Kasama, S, Toyama, T, Funada, R, Takama, N, Koitabashi, N, Ichikawa, S, Suzuki, Y, Matsumoto, N, Sato, Y, Kurabayashi, M
European journal of nuclear medicine and molecular imaging. 2015;(5):761-70
Abstract
PURPOSE Nicorandil, an adenosine triphosphate-sensitive potassium channel opener, improves cardiac sympathetic nerve activity (CSNA) in ischemic heart disease or chronic heart failure. However, its effects on CSNA and myocyte dysfunction in acute heart failure (AHF) remain unclear. We investigated the effects of adding intravenous nicorandil to standard therapy on CSNA and myocyte dysfunction in AHF. METHODS We selected 70 patients with mild to moderate nonischemic AHF who were treated with standard conventional therapy soon after admission.

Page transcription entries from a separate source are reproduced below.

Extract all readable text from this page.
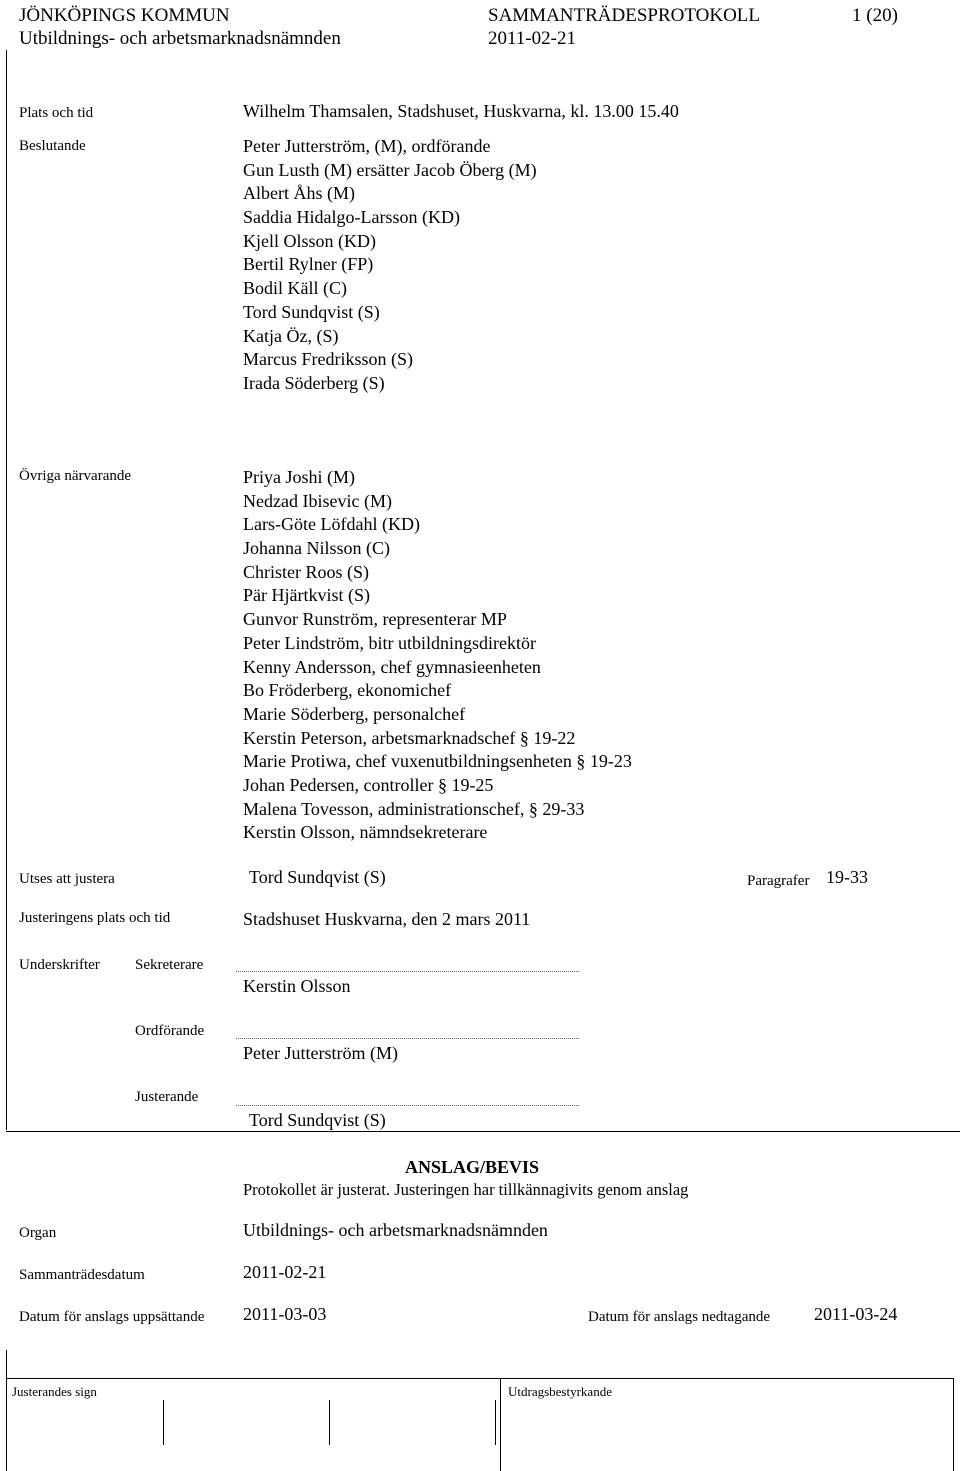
JÖNKÖPINGS KOMMUN
Utbildnings- och arbetsmarknadsnämnden
SAMMANTRÄDESPROTOKOLL
2011-02-21
1 (20)
Plats och tid	Wilhelm Thamsalen, Stadshuset, Huskvarna, kl. 13.00 15.40
Beslutande	Peter Jutterström, (M), ordförande
Gun Lusth (M) ersätter Jacob Öberg (M)
Albert Åhs (M)
Saddia Hidalgo-Larsson (KD)
Kjell Olsson (KD)
Bertil Rylner (FP)
Bodil Käll (C)
Tord Sundqvist (S)
Katja Öz, (S)
Marcus Fredriksson (S)
Irada Söderberg (S)
Övriga närvarande	Priya Joshi (M)
Nedzad Ibisevic (M)
Lars-Göte Löfdahl (KD)
Johanna Nilsson (C)
Christer Roos (S)
Pär Hjärtkvist (S)
Gunvor Runström, representerar MP
Peter Lindström, bitr utbildningsdirektör
Kenny Andersson, chef gymnasieenheten
Bo Fröderberg, ekonomichef
Marie Söderberg, personalchef
Kerstin Peterson, arbetsmarknadschef § 19-22
Marie Protiwa, chef vuxenutbildningsenheten § 19-23
Johan Pedersen, controller § 19-25
Malena Tovesson, administrationschef, § 29-33
Kerstin Olsson, nämndsekreterare
Utses att justera	Tord Sundqvist (S)	Paragrafer 19-33
Justeringens plats och tid	Stadshuset Huskvarna, den 2 mars 2011
Underskrifter Sekreterare
Kerstin Olsson
Ordförande
Peter Jutterström (M)
Justerande
Tord Sundqvist (S)
ANSLAG/BEVIS
Protokollet är justerat. Justeringen har tillkännagivits genom anslag
Organ	Utbildnings- och arbetsmarknadsnämnden
Sammanträdesdatum	2011-02-21
Datum för anslags uppsättande 2011-03-03	Datum för anslags nedtagande 2011-03-24
Justerandes sign	Utdragsbestyrkande
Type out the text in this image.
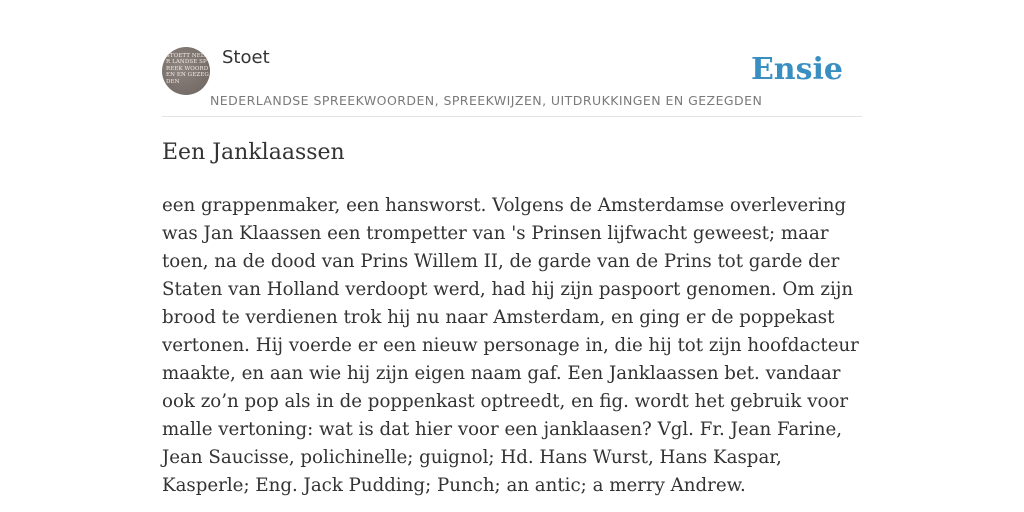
STOETT NEDER LANDSE SPREEK WOORDEN EN GEZEGDEN
Stoet
NEDERLANDSE SPREEKWOORDEN, SPREEKWIJZEN, UITDRUKKINGEN EN GEZEGDEN
Ensie
Een Janklaassen

een grappenmaker, een hansworst. Volgens de Amsterdamse overlevering was Jan Klaassen een trompetter van 's Prinsen lijfwacht geweest; maar toen, na de dood van Prins Willem II, de garde van de Prins tot garde der Staten van Holland verdoopt werd, had hij zijn paspoort genomen. Om zijn brood te verdienen trok hij nu naar Amsterdam, en ging er de poppekast vertonen. Hij voerde er een nieuw personage in, die hij tot zijn hoofdacteur maakte, en aan wie hij zijn eigen naam gaf. Een Janklaassen bet. vandaar ook zo’n pop als in de poppenkast optreedt, en fig. wordt het gebruik voor malle vertoning: wat is dat hier voor een janklaasen? Vgl. Fr. Jean Farine, Jean Saucisse, polichinelle; guignol; Hd. Hans Wurst, Hans Kaspar, Kasperle; Eng. Jack Pudding; Punch; an antic; a merry Andrew.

Thirty-five patients were assigned to additionally receive intravenous nicorandil (4-12 mg/h; group A), whereas the remaining patients continued their current drug regimen (group B). Delayed total defect score (TDS), delayed heart to mediastinum count (H/M) ratio, and washout rate (WR) were determined by (123)I-metaiodobenzylguanidine (MIBG) scintigraphy within 3 days of admission and 4 weeks later. High sensitivity troponin T (hs-TnT) level was also measured at the same time points. RESULTS After treatment, MIBG scintigraphic parameters significantly improved in both groups. However, the extent of the changes in these parameters in group A significantly exceeded the extent of the changes in group B [TDS -11.3 ± 4.3 in group A vs -4.0 ± 6.0 in group B (p < 0.01); H/M ratio 0.31 ± 0.16 vs 0.14 ± 0.16 (p < 0.01); WR -13.8 ± 7.8 % vs -6.1 ± 8.9 % (p < 0.01)]. The hs-TnT level decreased significantly from 0.052 ± 0.043 to 0.041 ± 0.033 ng/ml (p < 0.05) in group A, but showed no significant change in group B. Moreover, in both groups, no relationships between the extent of changes in MIBG parameters and hs-TnT level were observed. CONCLUSION Adding intravenous nicorandil to standard therapy provides additional benefits for CSNA and myocyte dysfunction over conventional therapy alone in AHF patients. Furthermore, the mechanisms of improvement in CSNA and myocyte dysfunction after nicorandil treatment in AHF patients were distinct.